I played Tomb Raider back when I was eleven years old and don’t remember much about this game other than Ms. Croft’s British accent. I assume that after plenty of game installments and two motion pictures leading with one of Hollywood’s highest paid actresses playing Lara Croft, this franchise elevated to meet the high standards expected from gamers and fans alike. After watching the trailer for its latest chapter Tomb Raider E3 2012, it seems as if Lara Croft is meeting her audience expectations with the gory predicaments she finds herself in when stranded on a deserted island. I am not sure how she ended up stranded, but the action sequence of her battling ferocious animals and succumbing to dangerous waterfalls is downright impressive in my opinion. However, devoted gamers and critics have an issue with a scene in particular where it is argued that Lara fights against an attacker who attempts to rape her. Executive producer, Ron Rosenberg argues that this was a “defining moment” for her character because this is where she kills for the very first time. However, it is up for debate on whether it was necessary for Rosenberg and his team to add this scene in order to establish Lara’s defining moment as a fighter and heroine.
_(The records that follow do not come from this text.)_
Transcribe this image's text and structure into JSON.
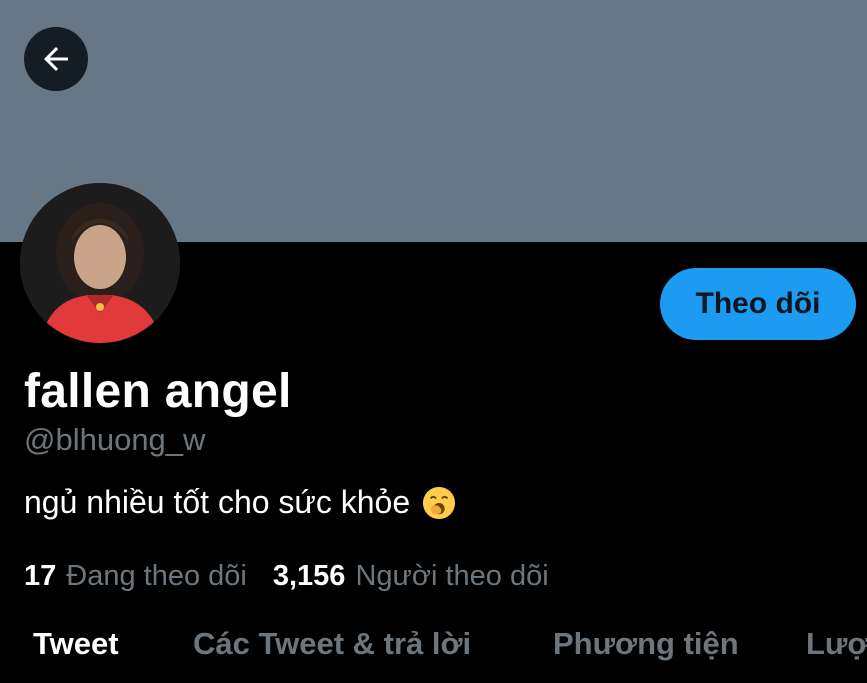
{
  "header": {
    "back_icon": "arrow-left-icon"
  },
  "profile": {
    "display_name": "fallen angel",
    "handle": "@blhuong_w",
    "bio": "ngủ nhiều tốt cho sức khỏe",
    "bio_emoji": "yawning-face-emoji",
    "follow_label": "Theo dõi"
  },
  "stats": {
    "following_count": "17",
    "following_label": "Đang theo dõi",
    "followers_count": "3,156",
    "followers_label": "Người theo dõi"
  },
  "tabs": [
    {
      "label": "Tweet",
      "active": true
    },
    {
      "label": "Các Tweet & trả lời",
      "active": false
    },
    {
      "label": "Phương tiện",
      "active": false
    },
    {
      "label": "Lượt",
      "active": false
    }
  ],
  "colors": {
    "banner": "#667886",
    "accent": "#1d9bf0",
    "background": "#000000",
    "secondary_text": "#6e767d"
  }
}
Being the first leading female character for an adventurous game, Lara Croft represents the sturdy side to a woman giving a new perspective on whom and what is a hero. In this game, they are showing how she built that fearless attitude and is the heroine she is known to be. After Lara’s best friend is kidnapped she overcomes numerous obstacles that are expected in any game when the end is the salvation of the leading character’s counterpart. It is humorous how people only recognize the attempted rape scene aside from her many other brushes with death when she’s lost in the wilderness. Granted, rape is a severely serious issue and should not be taken lightly, especially when it is applied into a media franchise; it is expected to raise a few eyebrows. Rosenberg tried clearing the air by stating that “she’s literally turned into a cornered animal. And that’s a huge step in her evolution: she’s either forced to fight back or die and that’s what we’re showing today.” In other words, she’s fueled by her basic instincts to fight back where she finds her strength and saves herself from the unthinkable.
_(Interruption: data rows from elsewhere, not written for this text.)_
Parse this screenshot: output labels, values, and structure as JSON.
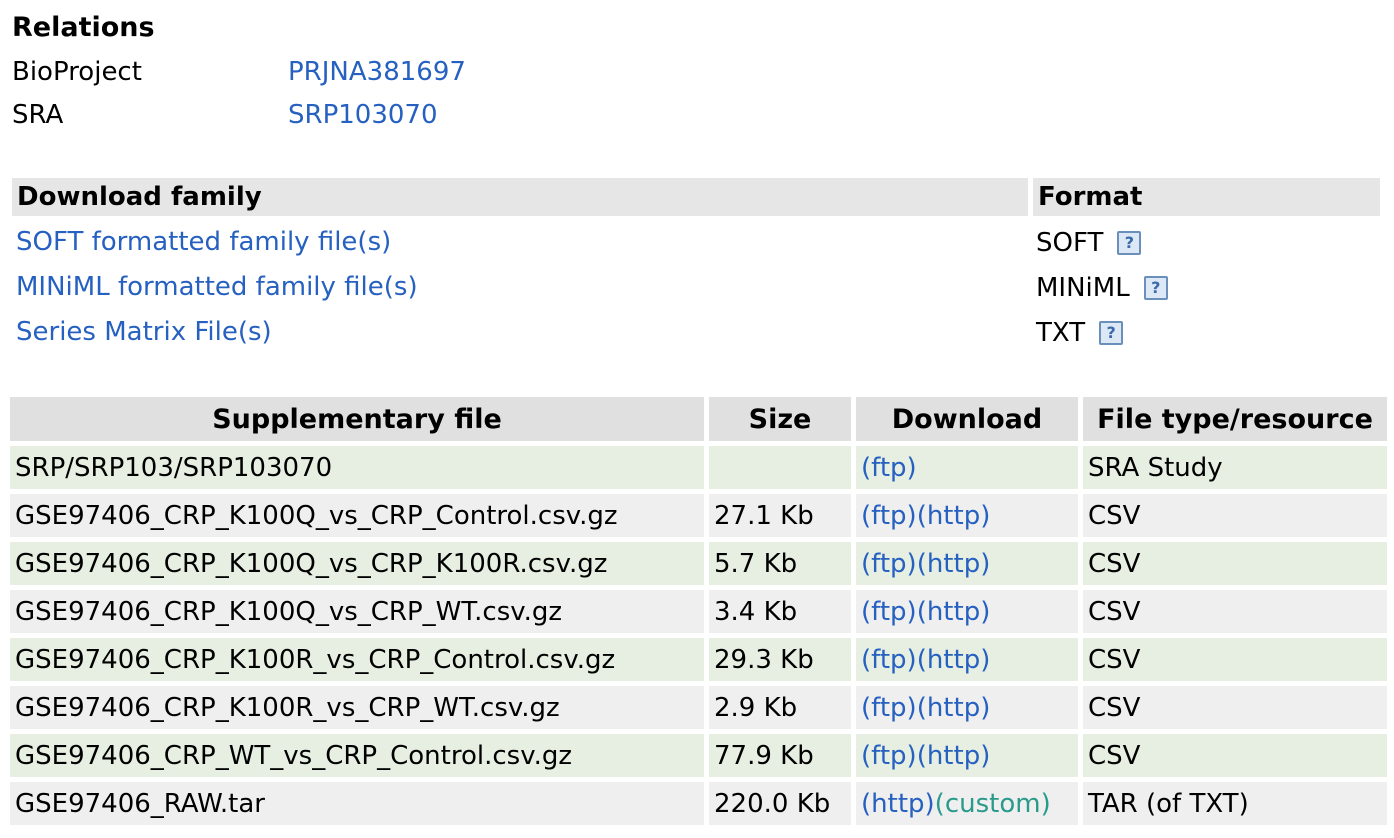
{
  "relations": {
    "title": "Relations",
    "rows": [
      {
        "label": "BioProject",
        "value": "PRJNA381697"
      },
      {
        "label": "SRA",
        "value": "SRP103070"
      }
    ]
  },
  "download_family": {
    "header_family": "Download family",
    "header_format": "Format",
    "rows": [
      {
        "link": "SOFT formatted family file(s)",
        "format": "SOFT"
      },
      {
        "link": "MINiML formatted family file(s)",
        "format": "MINiML"
      },
      {
        "link": "Series Matrix File(s)",
        "format": "TXT"
      }
    ],
    "help_glyph": "?"
  },
  "supplementary": {
    "headers": {
      "file": "Supplementary file",
      "size": "Size",
      "download": "Download",
      "type": "File type/resource"
    },
    "rows": [
      {
        "file": "SRP/SRP103/SRP103070",
        "size": "",
        "links": [
          "(ftp)"
        ],
        "type": "SRA Study"
      },
      {
        "file": "GSE97406_CRP_K100Q_vs_CRP_Control.csv.gz",
        "size": "27.1 Kb",
        "links": [
          "(ftp)",
          "(http)"
        ],
        "type": "CSV"
      },
      {
        "file": "GSE97406_CRP_K100Q_vs_CRP_K100R.csv.gz",
        "size": "5.7 Kb",
        "links": [
          "(ftp)",
          "(http)"
        ],
        "type": "CSV"
      },
      {
        "file": "GSE97406_CRP_K100Q_vs_CRP_WT.csv.gz",
        "size": "3.4 Kb",
        "links": [
          "(ftp)",
          "(http)"
        ],
        "type": "CSV"
      },
      {
        "file": "GSE97406_CRP_K100R_vs_CRP_Control.csv.gz",
        "size": "29.3 Kb",
        "links": [
          "(ftp)",
          "(http)"
        ],
        "type": "CSV"
      },
      {
        "file": "GSE97406_CRP_K100R_vs_CRP_WT.csv.gz",
        "size": "2.9 Kb",
        "links": [
          "(ftp)",
          "(http)"
        ],
        "type": "CSV"
      },
      {
        "file": "GSE97406_CRP_WT_vs_CRP_Control.csv.gz",
        "size": "77.9 Kb",
        "links": [
          "(ftp)",
          "(http)"
        ],
        "type": "CSV"
      },
      {
        "file": "GSE97406_RAW.tar",
        "size": "220.0 Kb",
        "links": [
          "(http)",
          "(custom)"
        ],
        "type": "TAR (of TXT)"
      }
    ]
  },
  "colors": {
    "link": "#2660c0",
    "custom_link": "#2a9a8a",
    "row_green": "#e6efe2",
    "row_gray": "#efefef",
    "header_gray": "#e0e0e0"
  }
}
I don’t think this belittles Lara’s character or makes her vulnerable by any means; some female gamers argued that if she were a male lead, they would not have illustrated this scene at all. We must recognize that this is an issue not only amongst women, however I feel that in order for the producers of Tomb Raider to explain Lara’s character and life before she became Lara Croft: Tomb Raider, they had to write up something traumatic in her life that helped her create a shield of her own might. Unlike one gamer who felt that this was only “lazy writing,” I feel that the writers related this to something real and though it makes us uncomfortable and we do not want to hear about it, this does in fact happen. The fact that Lara survives this attack through her own means is evidence enough to show where she stands as a warrior and a female lead; this is her defining moment.